俺はあいつを見る。流石に、あいつとは言え、ただ操られているだけの帝王を斬りつけることはできないようで、唇をかみしめている。無傷のまま、彼から剣を離せればいいのだが、彼は帝王に敗れたものの、トップクラスの剣士だ。そう簡単にいく相手ではない。
「………そういうことか。剣を取り上げればいいわけか」
親父はそんなことを呟く。
「そうだ。まあ、そう簡単には剣を放すつもりはないがな」
久しぶりに死闘だからな、と彼は言う。
「………そうか。なら、その赤毛からは離れて貰おうか」
親父は俺の大剣を彼目がけて投げる。ちょっと待て。武器なしでどうやって戦うつもりだ?一方、彼は虚を突かれたようで、隙ができる。親父は彼の懐に入り、彼の剣を触り、剣を奪おうとする。
「………玄武、お前、何を」
流石の彼も驚きを隠せないでいると、
「赤毛から剣を剥がせば、赤毛の餓鬼からはお前はいなくなる」
親父は淡々とそんなことを言ってくる。
「そうすると、お前が、まさか」
「そのまさかだ。俺はもうお前と戦うのはこりごりだ。お前の相手は若い者に任せる」
親父はニヤリと笑顔を浮かべ、
「後は頼む」
親父はそう言って、剣を奪う。ちょっと待って下さい。後は頼むって、どういうことだよ。
「………ゲンおじさん、上手く逃げました。その代わり、私達の難易度が格段に上がりました」
青い鳥は苦々しそうに呟く。すると、帝王の身体は糸が切れた操り人形のように地面に倒れる。
一方、親父は剣を振り、
「……つまらないことをしてくれる。まあいい。
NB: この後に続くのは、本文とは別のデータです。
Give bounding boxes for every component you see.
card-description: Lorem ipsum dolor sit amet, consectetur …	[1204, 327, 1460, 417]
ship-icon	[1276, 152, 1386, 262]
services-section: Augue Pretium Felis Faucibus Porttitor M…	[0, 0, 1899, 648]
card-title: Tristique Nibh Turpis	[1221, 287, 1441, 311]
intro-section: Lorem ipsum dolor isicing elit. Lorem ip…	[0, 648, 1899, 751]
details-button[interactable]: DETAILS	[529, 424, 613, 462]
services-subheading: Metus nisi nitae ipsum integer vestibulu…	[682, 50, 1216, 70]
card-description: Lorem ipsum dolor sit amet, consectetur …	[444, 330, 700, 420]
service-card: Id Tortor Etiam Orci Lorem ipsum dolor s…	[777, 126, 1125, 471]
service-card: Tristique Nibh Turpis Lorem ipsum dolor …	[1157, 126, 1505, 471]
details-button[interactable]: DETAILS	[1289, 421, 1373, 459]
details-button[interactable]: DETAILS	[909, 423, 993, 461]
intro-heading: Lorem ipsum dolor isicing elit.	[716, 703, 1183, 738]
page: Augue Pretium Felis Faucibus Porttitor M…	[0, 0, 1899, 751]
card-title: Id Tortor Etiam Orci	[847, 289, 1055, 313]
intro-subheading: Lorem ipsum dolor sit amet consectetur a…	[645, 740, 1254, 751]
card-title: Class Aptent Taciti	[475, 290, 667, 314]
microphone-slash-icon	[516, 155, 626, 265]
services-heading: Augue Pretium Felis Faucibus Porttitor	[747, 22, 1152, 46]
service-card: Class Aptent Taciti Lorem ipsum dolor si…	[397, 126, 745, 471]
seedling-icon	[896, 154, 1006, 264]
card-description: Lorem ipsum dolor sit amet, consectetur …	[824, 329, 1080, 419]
青い鳥と言うターゲットがまだ残っているだけましか」
そんなことを言ってくる。どうやら、親父は完全に殺戮王に乗っ取られてしまったようである。
「まあ、帝王よりは斬りやすい相手ではあります」
青い鳥はそう言って、細剣を抜く。おいおい、こいつ、親父を斬る気満々だ。それよりも、ここでどんぱちするつもりか?仕方がない。
「スノウ!!アレを展開する。手伝ってくれ」
―それしか方法がないみたいだね―
スノウはそう言って、俺に憑依する。今度は魔法陣破棄せずに、魔法陣を展開させる。この魔法を魔法陣破棄などしたら、どんなことになるか分からない。
すると、俺達以外の存在が姿を消す。
「………ほう。これは凄い。あいつもこんな魔法を使えなかったはずだ。流石、玄武の息子、それよりも、こっちの方がいいか?黒犬」
彼から、俺の名前が出てくると思わなかった。強い剣士には興味はあるが、魔法使いは興味ないと思っていた。
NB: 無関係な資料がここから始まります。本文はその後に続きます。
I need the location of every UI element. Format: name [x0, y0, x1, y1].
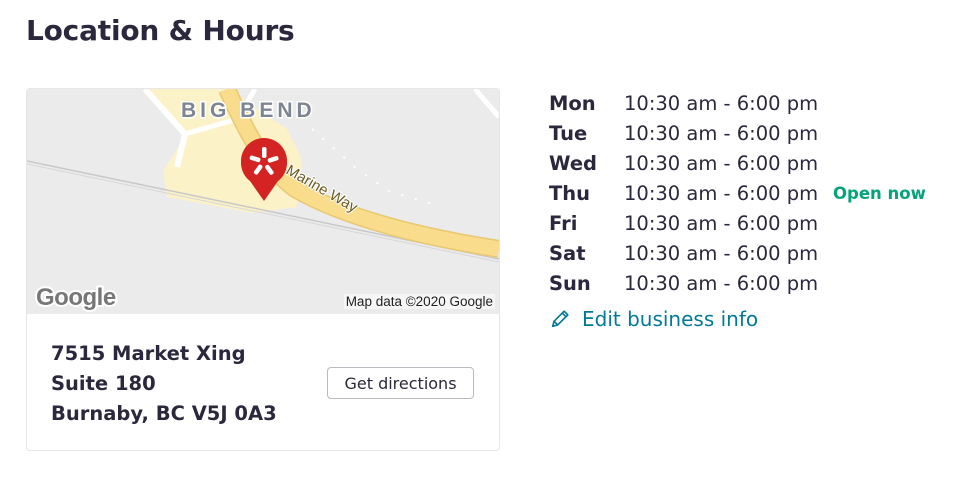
get-directions-button[interactable]: Get directions: [327, 367, 474, 399]
hours-time: 10:30 am - 6:00 pm: [624, 151, 819, 175]
map-image[interactable]: BIG BEND Marine Way Google: [27, 89, 499, 314]
edit-business-info-link[interactable]: Edit business info: [549, 307, 758, 331]
hours-time: 10:30 am - 6:00 pm: [624, 271, 819, 295]
open-status: [833, 118, 926, 148]
edit-business-info-label: Edit business info: [582, 307, 759, 331]
hours-day: Sat: [549, 241, 586, 265]
hours-time: 10:30 am - 6:00 pm: [624, 121, 819, 145]
hours-day: Mon: [549, 91, 596, 115]
hours-time: 10:30 am - 6:00 pm: [624, 211, 819, 235]
hours-day: Fri: [549, 211, 578, 235]
hours-table: Mon 10:30 am - 6:00 pm Tue 10:30 am - 6:…: [549, 88, 926, 298]
map-area-label: BIG BEND: [181, 99, 316, 122]
hours-row: Mon 10:30 am - 6:00 pm: [549, 88, 926, 118]
google-logo: Google: [36, 284, 116, 311]
hours-day: Wed: [549, 151, 597, 175]
open-status: [833, 268, 926, 298]
open-status: [833, 148, 926, 178]
address-line-3: Burnaby, BC V5J 0A3: [51, 402, 277, 425]
hours-time: 10:30 am - 6:00 pm: [624, 241, 819, 265]
hours-row: Tue 10:30 am - 6:00 pm: [549, 118, 926, 148]
location-card: BIG BEND Marine Way Google Map data ©202…: [26, 88, 500, 451]
pencil-icon: [551, 310, 569, 328]
section-title: Location & Hours: [26, 14, 295, 47]
open-status: [833, 208, 926, 238]
address: 7515 Market Xing Suite 180 Burnaby, BC V…: [51, 339, 277, 429]
hours-day: Tue: [549, 121, 588, 145]
address-line-2: Suite 180: [51, 372, 156, 395]
open-status: [833, 88, 926, 118]
hours-row: Fri 10:30 am - 6:00 pm: [549, 208, 926, 238]
open-status: [833, 238, 926, 268]
map-attribution: Map data ©2020 Google: [343, 294, 495, 309]
hours-row: Sat 10:30 am - 6:00 pm: [549, 238, 926, 268]
hours-day: Thu: [549, 181, 591, 205]
address-line-1: 7515 Market Xing: [51, 342, 246, 365]
hours-row: Sun 10:30 am - 6:00 pm: [549, 268, 926, 298]
hours-row: Thu 10:30 am - 6:00 pm Open now: [549, 178, 926, 208]
hours-time: 10:30 am - 6:00 pm: [624, 181, 819, 205]
hours-day: Sun: [549, 271, 591, 295]
open-status: Open now: [833, 183, 926, 203]
hours-row: Wed 10:30 am - 6:00 pm: [549, 148, 926, 178]
hours-time: 10:30 am - 6:00 pm: [624, 91, 819, 115]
「………よく俺の名前を知っていましたね?貴方は俺のことなんて興味ないと思っていましたが?」
「確かに、魔法使いとしてのお前には興味ない。だが、青い鳥の連れと言う意味では興味はあった」
なるほど、今回は俺が青い鳥のおまけか。
「よかったな。青い鳥、今回はお前が主人公みたいだ。前、言っていた悪者退治が出来るぞ?」
悪役は殺戮王(親父)。ちなみに、お姫様は帝王だ。
「複雑な気分ですが、今はどうでもいい話です。殺戮王《先代のキュリオテテス》、私が貴方が望んだほどの力を付けたかは分かりませんが、それでも貴方を倒します」
青い鳥はそう言って、細剣を彼に向ける。すると、彼は口元を歪ませて、
「なら、俺を満足させてみろ」
そう言ってくる。そして、青い鳥は俺の方を見る。
「今回もですが、私の我儘に付き合って下さい」
「言われなくても、最後まで付き合ってやるよ」
こいつに付き合ってやる奴は俺くらいしかいない。それに、あいつは大きな壁に立ち向かおうとしている。それなら、俺はどんな結果であろうと、見届ける義務がある。
「……いきます」
青い鳥は駆け走る。幼い頃に交わした約束を果たす為に……。